A mandatory approach of requiring VA facilities to report infectious disease to state health authorities was favored by several outside groups.
During a hearing on the House bill, Timothy F. James, MD, president of the Council of State and Territorial Epidemiologists, testified that a change in law is needed because of “other examples of suboptimal coordination of disease reporting with VA institutions.”
“CSTE experts have reviewed many scenarios, including the Pennsylvania VA Legionnaires outbreak, and believe that if VA facilities comply with jurisdictional reporting laws, many facility-based outbreaks will be detected, investigated, and stopped earlier than they may be otherwise,” he said in written testimony.
Nick McCormick, legislative associate for the Iraq and Afghanistan Veterans of America, told lawmakers that his organization supports the bill and further suggested that the number of infected at the Pittsburgh VAMC could potentially have been far lower had the law been in effect at the time of the outbreak.

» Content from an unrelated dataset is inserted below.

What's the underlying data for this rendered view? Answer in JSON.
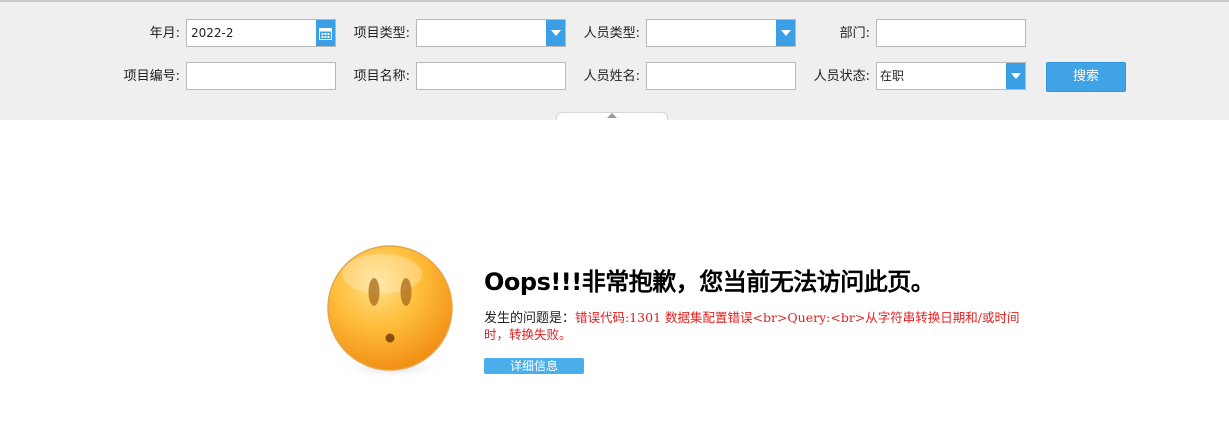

“Indeed, the CDC’s after-action report on this incident indicated that poor communication and procedural missteps in the VA Pittsburgh system were just as much to blame for the outbreak as the Legionella bacteria itself,” he said.
VHA Principal Deputy Under Secretary Robert L. Jesse, MD, told lawmakers that VA “absolutely supports that its facilities report infectious diseases to external health authorities in a manner comparable to reporting done” by other, non-federal facilities.”
Jesse further explained in written testimony, however, that VA would prefer a voluntary approach to reporting health data and believes that “more standardization and consistency in its practices” can be achieved without “new mandates in legislation.” If Congress moves forward with a mandatory approach, VA officials said they opposed requiring their medical facilities to pay a fine for failure to report in accordance with state law.
Although VA has said VHA facilities have already been encouraged to participate in their individual states’ reporting processes, days after the hearing a directive was released, establishing “a requirement for VHA health care facilities to report on the designated reportable diseases according to the laws, regulations, and policies of states and territories and to follow VHA Handbook 1605.1 and other applicable laws on release of information.”
The directive pointed out that “VHA’s policy on reporting of reportable diseases to local and/or State public health authorities has been limited.”
Now, the directive said that “it is VHA policy that VHA health care facilities will report diseases designated as reportable to the local, district, State, or territorial entities legally authorized to receive such reports.”